I can’t know what you were thinking in 2007 when all of this happened. I wonder whom you’ve told, if anyone, about the murder message. Do you fear, like I think so many men do, that someone will find out, that it’ll ruin you? I hope not. I honestly hope you talked it through, and it sorta seems like you have—dude, you’re in full drag!

I hope it’s clear that I don’t mean to cause you fear, but the truth is I need to tackle my own. I don’t mean to give rise to skeletons, but that’s the thing, there are a few whose bones are rattling in the attic space of my brain where I hid them away, and which need consulting. Specifically, a 13-year old me, kneeling behind the paperbacks in T-Z.

It was February, and you had just asked me to the first seventh grade dance of the semester. I declined. I was already going with—well, you know. It was only a few minutes into sixth period, so the time we had to kill was…tense. I mean, it had been awkward for a while at that point. You wrote me a note and asked me to be your girlfriend at some point during first semester. I remember I wrote back, “No. Sorry,” and added a frowny face. I remember telling my best friend that you liked me and she squeaked, “Are you serious?” with her face all scrunched up. She told me I shouldn’t have said sorry for saying no, and she was right. I won’t get stuck on it because I have been cruising your feed, and it seems like you’re really vibing with the idea of gender equality nowadays. 

But those weeks built pressure until you ultimately asked me out again, which made me mad, and I think it showed because I hurried through alphabetizing the paperback cart and wheeled it behind the bookshelf with my head down. And that’s the moment I always go back to—ducking behind the bookshelf in T-Z because you shot me with the discharge gun.

Got my laser
Do-dodododo
Shield your eyes!
Do-dodododo

I’d been seeing red, but I’ve seen it through to the end—the whole rainbow, isn’t it stunning? I don’t know what was happening inside your head that made you want to murder me—or maybe it wasn’t really ever that at all. Maybe you just wanted to say something that hurt like you were hurting. We were just kids. I heard someone say recently that seventh graders don’t care about you (the adult in the room), and that really threw me back to that time in our lives, when all we wanted was our peers to accept us, to think we were cool, or cute, or whatever. 

I’d never been called a whore before. I’d never even kissed someone, never even held a hand except for my family members’ during circle prayer. I wore high-waters and Sketchers right up until the next year, when one of my friends told me they weren’t cool anymore. I’d never been called a bitch, and that one bit because I was bullied in middle school too, so I knew how much it mattered to be nice to everyone. I’d definitely never had anyone threaten to shoot me, and that piece is what played over and over in my head, the whole scene, kidnapped off the bus, dragged into a field, shot right in the face. I read a lot of books—I was used to seeing things in my mind. I remember being afraid to tell boys I didn’t have any interest after they expressed theirs in me, after that. I was careful about how close I would get as friends because I didn’t want there to be any confusion. Even though I always clicked with boys, I ended up hanging out with mostly only girls instead.

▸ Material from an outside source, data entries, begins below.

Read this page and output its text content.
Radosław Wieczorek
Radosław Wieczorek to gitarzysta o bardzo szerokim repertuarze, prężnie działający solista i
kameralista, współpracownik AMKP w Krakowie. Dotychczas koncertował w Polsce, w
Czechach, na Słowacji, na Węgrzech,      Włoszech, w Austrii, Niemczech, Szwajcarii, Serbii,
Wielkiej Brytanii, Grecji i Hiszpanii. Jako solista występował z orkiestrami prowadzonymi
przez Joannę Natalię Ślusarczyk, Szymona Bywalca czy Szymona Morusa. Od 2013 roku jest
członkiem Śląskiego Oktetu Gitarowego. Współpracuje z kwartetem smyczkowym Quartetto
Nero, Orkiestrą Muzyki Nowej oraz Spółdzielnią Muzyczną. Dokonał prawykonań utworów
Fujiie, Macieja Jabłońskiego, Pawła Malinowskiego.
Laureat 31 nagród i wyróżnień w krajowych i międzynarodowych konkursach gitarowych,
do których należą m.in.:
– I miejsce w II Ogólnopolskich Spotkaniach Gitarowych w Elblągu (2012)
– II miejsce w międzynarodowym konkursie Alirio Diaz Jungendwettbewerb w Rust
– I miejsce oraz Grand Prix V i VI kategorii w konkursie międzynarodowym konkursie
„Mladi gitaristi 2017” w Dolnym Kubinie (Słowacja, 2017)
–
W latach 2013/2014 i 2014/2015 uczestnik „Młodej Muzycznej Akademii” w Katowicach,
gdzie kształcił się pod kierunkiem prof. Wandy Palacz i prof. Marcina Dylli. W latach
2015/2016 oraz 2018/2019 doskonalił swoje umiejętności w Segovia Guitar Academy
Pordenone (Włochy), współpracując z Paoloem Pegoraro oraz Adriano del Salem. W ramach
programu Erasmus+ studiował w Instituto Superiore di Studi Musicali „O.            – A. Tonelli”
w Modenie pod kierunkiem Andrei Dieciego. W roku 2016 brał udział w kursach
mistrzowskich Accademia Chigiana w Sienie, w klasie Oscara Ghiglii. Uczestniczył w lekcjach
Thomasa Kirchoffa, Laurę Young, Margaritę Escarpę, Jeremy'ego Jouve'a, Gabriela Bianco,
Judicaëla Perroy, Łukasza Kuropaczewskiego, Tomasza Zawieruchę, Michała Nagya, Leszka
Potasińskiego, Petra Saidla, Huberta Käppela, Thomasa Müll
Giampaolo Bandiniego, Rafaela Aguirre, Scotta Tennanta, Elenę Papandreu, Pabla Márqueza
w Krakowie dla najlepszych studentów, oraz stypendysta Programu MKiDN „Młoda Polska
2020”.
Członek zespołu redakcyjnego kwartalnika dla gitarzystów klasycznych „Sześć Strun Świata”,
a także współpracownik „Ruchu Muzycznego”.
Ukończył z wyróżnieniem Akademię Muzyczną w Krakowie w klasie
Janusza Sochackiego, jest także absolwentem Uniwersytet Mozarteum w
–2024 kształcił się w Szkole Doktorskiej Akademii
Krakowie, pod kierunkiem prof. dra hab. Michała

And they were good girls—good girls in the sense that they were just the friends I needed. Supportive, silly, sure of themselves, and sure of me even when I wasn’t. I hope they treated you nice, wherever you went. I hope they treated you nice when you got back—I never really asked since we only ever had that one class together, one where we were expected to only speak with our hands and eyes, at that. I’m sorry I avoided your gaze sometimes. I hope you know I won’t avoid you if I ever see you again, in real life, not just online. I hope you’re happy and healthy and hopeful about our future. I hope you hold onto your Pride. I’m glad to see that we share it.

Call this a thread of thought, untangled from the knot, unraveled. I put it away for someday when I was ready to pull through all the cables and lost loops. I didn’t want to tear it to shreds and leave the ends all mangled. I wanted to turn that story into something that brings me joy instead of fear. I’m not afraid. I see this new you from a hindsight view. Don’t shield your eyes—new looks good on you.